That's why I gave a range. I didn't say it is saving me 30 hours every week, I said 10 to 30 hours a week. So 30 is the max of the range, and I'd say the distribution is pretty heavily left-skewed. It really depends on what I'm doing, but I do think there are weeks where it has save me 75% of the time I would have otherwise spent. I think there are two kinds of weeks where this is the case:

1. A week where I would have otherwise actually spent the majority of my time writing out and doing a ton of refactoring of a lot of implementation code. This is very rare for me, but it does exist. I can remember how it could actually take me a whole week to just "code up" meaningfully sized prototypes or greenfield implementations of some unambiguous thing. Truly, now, for that kind of work, claude code can save me full days of mechanical work.
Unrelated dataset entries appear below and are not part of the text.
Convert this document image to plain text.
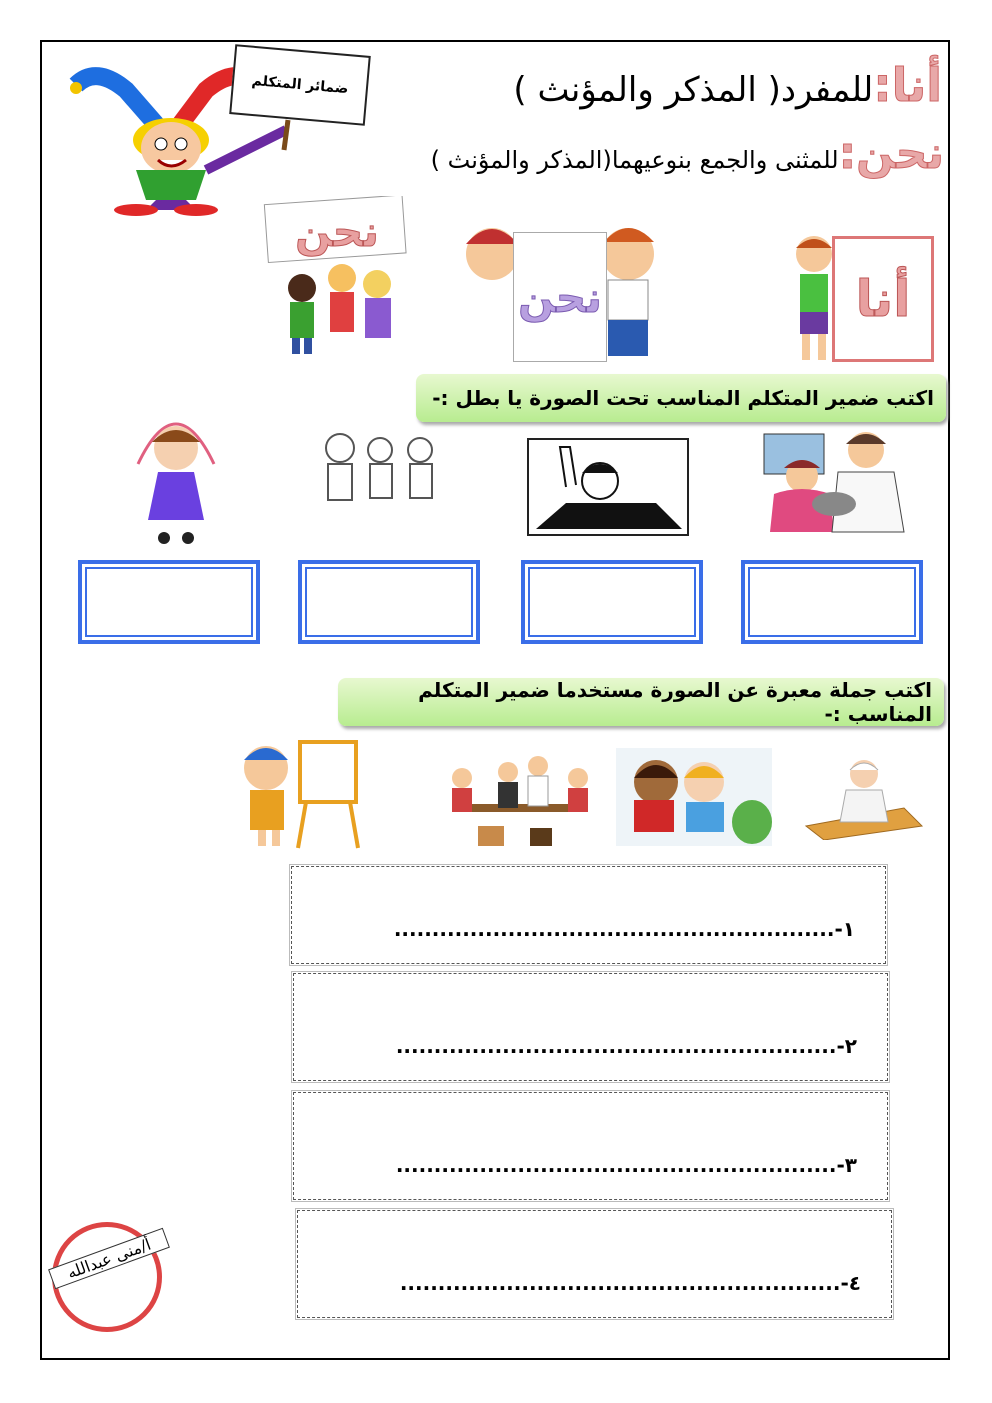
ضمائر المتكلم	أنا:للمفرد( المذكر والمؤنث )
نحن:للمثنى والجمع بنوعيهما(المذكر والمؤنث )
نحن
نحن	أنا
اكتب ضمير المتكلم المناسب تحت الصورة يا بطل :-
اكتب جملة معبرة عن الصورة مستخدما ضمير المتكلم المناسب :-
١-..........................................................
٢-..........................................................
٣-..........................................................
٤-..........................................................
أ/منى عبدالله
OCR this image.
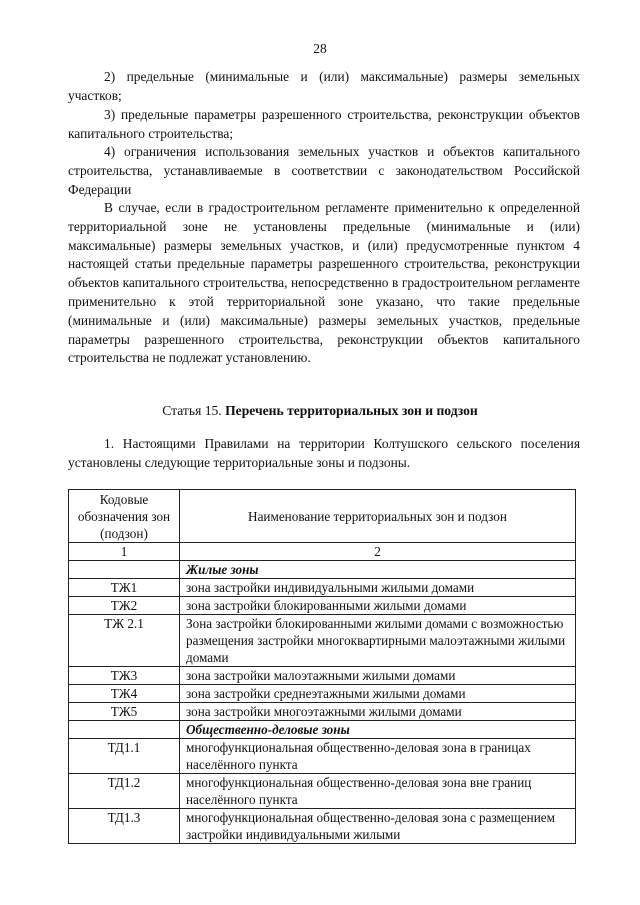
28

2) предельные (минимальные и (или) максимальные) размеры земельных участков;

3) предельные параметры разрешенного строительства, реконструкции объектов капитального строительства;

4) ограничения использования земельных участков и объектов капитального строительства, устанавливаемые в соответствии с законодательством Российской Федерации

В случае, если в градостроительном регламенте применительно к определенной территориальной зоне не установлены предельные (минимальные и (или) максимальные) размеры земельных участков, и (или) предусмотренные пунктом 4 настоящей статьи предельные параметры разрешенного строительства, реконструкции объектов капитального строительства, непосредственно в градостроительном регламенте применительно к этой территориальной зоне указано, что такие предельные (минимальные и (или) максимальные) размеры земельных участков, предельные параметры разрешенного строительства, реконструкции объектов капитального строительства не подлежат установлению.

Статья 15. Перечень территориальных зон и подзон

1. Настоящими Правилами на территории Колтушского сельского поселения установлены следующие территориальные зоны и подзоны.

Кодовые обозначения зон (подзон)	Наименование территориальных зон и подзон
1	2
	Жилые зоны
ТЖ1	зона застройки индивидуальными жилыми домами
ТЖ2	зона застройки блокированными жилыми домами
ТЖ 2.1	Зона застройки блокированными жилыми домами с возможностью размещения застройки многоквартирными малоэтажными жилыми домами
ТЖ3	зона застройки малоэтажными жилыми домами
ТЖ4	зона застройки среднеэтажными жилыми домами
ТЖ5	зона застройки многоэтажными жилыми домами
	Общественно-деловые зоны
ТД1.1	многофункциональная общественно-деловая зона в границах населённого пункта
ТД1.2	многофункциональная общественно-деловая зона вне границ населённого пункта
ТД1.3	многофункциональная общественно-деловая зона с размещением застройки индивидуальными жилыми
2. A week where there is something very subtle going on that I have to figure out, probably having to do with some component or system I'm not very familiar with yet. Having an AI tool as a rubber ducky, or like a supercharged stackoverflow, can save me days of reading, debugging, working on minimal repros, etc.

Again, I'm not saying this is the common case at all. And estimating this kind of thing is always wildly inaccurate, so sure, take it with a grain of salt. But I know that a few times now, doing estimates based on my past experience, I've said "that will take me a week" (in case #1) or "gosh, I dunno, that's a tricky one, that might take me a week to figure out" (in case #2), and instead it only took me a day.

But honestly I think people focus too much on the high end of this range. The more valuable thing to me is the large number of weeks where it saves me that 10 to 15 hours, where I can then use that time to research new things, try more ideas, say "yes" to more things, or just not spend that time working.